How to do this with groupby (or otherwise)? (Was: iterblocks cookbook example)

Mon Jun 4 10:42:11 EDT 2007

On Jun 4, 1:52 pm, Gerard Flanagan <grflana... at yahoo.co.uk> wrote:
> On Jun 2, 10:47 pm, Raymond Hettinger <pyt... at rcn.com> wrote:
>
>
>
> > On Jun 2, 10:19 am, Steve Howell <showel... at yahoo.com> wrote:
>
> > > George Sakkis produced the following cookbook recipe,
> > > which addresses a common problem that comes up on this
> > > mailing list:
>
> > ISTM, this is a common mailing list problem because it is fun
> > to solve, not because people actually need it on a day-to-day basis.
>
> > In that spirit, it would be fun to compare several different
> > approaches to the same problem using re.finditer, itertools.groupby,
> > or the tokenize module.  To get the ball rolling, here is one variant:
>
> > from itertools import groupby
>
> > def blocks(s, start, end):
> >     def classify(c, ingroup=[0], delim={start:2, end:3}):
> >         result = delim.get(c, ingroup[0])
> >         ingroup[0] = result in (1, 2)
> >         return result
> >     return [tuple(g) for k, g in groupby(s, classify) if k == 1]
>
> > print blocks('the <quick> brown <fox> jumped', start='<', end='>')
>
> > One observation is that groupby() is an enormously flexible tool.
> > Given a well crafted key= function, it makes short work of almost
> > any data partitioning problem.
>
> Can anyone suggest a function that will split text by paragraphs, but
> NOT if the paragraphs are contained within a [quote]...[/quote]
> construct.  In other words, the following text should yield 3 blocks
> not 6:
>
> TEXT = '''
> Lorem ipsum dolor sit amet, consectetuer adipiscing elit.
> Pellentesque dolor quam, dignissim ornare, porta et,
> auctor eu, leo.

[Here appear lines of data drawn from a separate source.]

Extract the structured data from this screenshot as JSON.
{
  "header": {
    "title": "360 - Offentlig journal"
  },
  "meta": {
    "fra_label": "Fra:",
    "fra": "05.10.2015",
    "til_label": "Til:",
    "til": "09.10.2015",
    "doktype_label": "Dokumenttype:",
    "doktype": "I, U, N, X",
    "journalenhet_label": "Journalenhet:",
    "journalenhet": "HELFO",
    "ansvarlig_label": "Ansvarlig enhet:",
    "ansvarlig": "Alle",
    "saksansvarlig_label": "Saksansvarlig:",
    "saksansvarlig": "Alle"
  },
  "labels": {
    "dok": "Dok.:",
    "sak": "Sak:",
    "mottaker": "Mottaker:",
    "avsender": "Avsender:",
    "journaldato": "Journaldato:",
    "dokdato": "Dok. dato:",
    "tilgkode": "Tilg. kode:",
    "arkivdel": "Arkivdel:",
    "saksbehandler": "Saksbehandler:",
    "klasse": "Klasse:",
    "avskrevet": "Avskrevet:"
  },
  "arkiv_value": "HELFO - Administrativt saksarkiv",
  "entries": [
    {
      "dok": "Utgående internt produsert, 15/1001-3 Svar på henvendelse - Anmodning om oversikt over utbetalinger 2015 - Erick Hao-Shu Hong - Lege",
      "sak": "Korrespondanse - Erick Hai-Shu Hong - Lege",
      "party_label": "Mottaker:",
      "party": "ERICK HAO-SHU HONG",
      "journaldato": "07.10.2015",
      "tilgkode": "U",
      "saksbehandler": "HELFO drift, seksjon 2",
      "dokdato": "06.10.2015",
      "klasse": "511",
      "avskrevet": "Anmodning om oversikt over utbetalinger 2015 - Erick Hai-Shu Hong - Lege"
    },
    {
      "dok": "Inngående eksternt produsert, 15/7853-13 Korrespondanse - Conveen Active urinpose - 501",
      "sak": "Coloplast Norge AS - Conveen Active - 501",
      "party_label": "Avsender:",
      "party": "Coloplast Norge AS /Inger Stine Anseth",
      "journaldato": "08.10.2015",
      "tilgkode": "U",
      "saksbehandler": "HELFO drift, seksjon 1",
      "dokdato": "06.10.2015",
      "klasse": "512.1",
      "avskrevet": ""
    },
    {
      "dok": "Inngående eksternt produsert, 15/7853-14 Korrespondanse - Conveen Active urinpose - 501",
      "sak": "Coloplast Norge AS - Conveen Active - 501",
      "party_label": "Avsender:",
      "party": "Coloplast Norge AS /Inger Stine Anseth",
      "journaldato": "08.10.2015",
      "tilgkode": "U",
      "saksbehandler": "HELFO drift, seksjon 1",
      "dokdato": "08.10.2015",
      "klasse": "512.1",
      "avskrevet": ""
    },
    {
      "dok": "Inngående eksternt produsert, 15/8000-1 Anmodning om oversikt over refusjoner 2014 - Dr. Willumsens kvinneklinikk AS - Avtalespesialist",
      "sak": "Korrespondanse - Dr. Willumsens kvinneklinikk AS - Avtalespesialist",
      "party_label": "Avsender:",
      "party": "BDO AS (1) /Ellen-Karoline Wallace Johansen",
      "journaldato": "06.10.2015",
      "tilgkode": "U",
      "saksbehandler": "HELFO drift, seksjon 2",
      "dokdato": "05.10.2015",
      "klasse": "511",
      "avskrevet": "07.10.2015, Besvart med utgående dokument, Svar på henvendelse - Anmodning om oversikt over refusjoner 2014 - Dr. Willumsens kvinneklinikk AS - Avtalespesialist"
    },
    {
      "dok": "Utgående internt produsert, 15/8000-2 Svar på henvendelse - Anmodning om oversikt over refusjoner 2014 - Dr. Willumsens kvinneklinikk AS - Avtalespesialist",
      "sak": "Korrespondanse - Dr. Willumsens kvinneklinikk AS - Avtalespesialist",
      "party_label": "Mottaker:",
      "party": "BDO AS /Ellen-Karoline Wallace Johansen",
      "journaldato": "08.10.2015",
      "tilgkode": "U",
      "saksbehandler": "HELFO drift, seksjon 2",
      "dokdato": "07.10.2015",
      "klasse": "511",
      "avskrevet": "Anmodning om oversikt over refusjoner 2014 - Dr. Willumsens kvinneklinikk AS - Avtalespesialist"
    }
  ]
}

Phasellus malesuada metus id magna.
>
> [quote]
> Only when flight shall soar
> not for its own sake only
> up into heaven's lonely
> silence, and be no more
>
> merely the lightly profiling,
> proudly successful tool,
> playmate of winds, beguiling
> time there, careless and cool:
>
> only when some pure Whither
> outweighs boyish insistence
> on the achieved machine
>
> will who has journeyed thither
> be, in that fading distance,
> all that his flight has been.
> [/quote]
>
> Integer urna nulla, tempus sit amet, ultrices interdum,
> rhoncus eget, ipsum. Cum sociis natoque penatibus et
> magnis dis parturient montes, nascetur ridiculus mus.
> '''
>
> Other info:
>
> * don't worry about nesting
> * the [quote] and [/quote] musn't be stripped.
>
> Gerard

(Sorry if I ruined the parent thread.) FWIW, I didn't get a groupby
solution but with some help from the Python Cookbook (O'Reilly), I
came up with the following:

import re

RE_START_BLOCK = re.compile('^\[[\w|\s]*\]$')
RE_END_BLOCK = re.compile('^\[/[\w|\s]*\]$')

def iter_blocks(lines):
    block = []
    inblock = False
    for line in lines:
        if line.isspace():
            if inblock:
                block.append(line)
            elif block:
                yield block
                block = []
        else:
            if RE_START_BLOCK.match(line):
                inblock = True
            elif RE_END_BLOCK.match(line):
                inblock = False
            block.append(line.lstrip())
    if block:
        yield block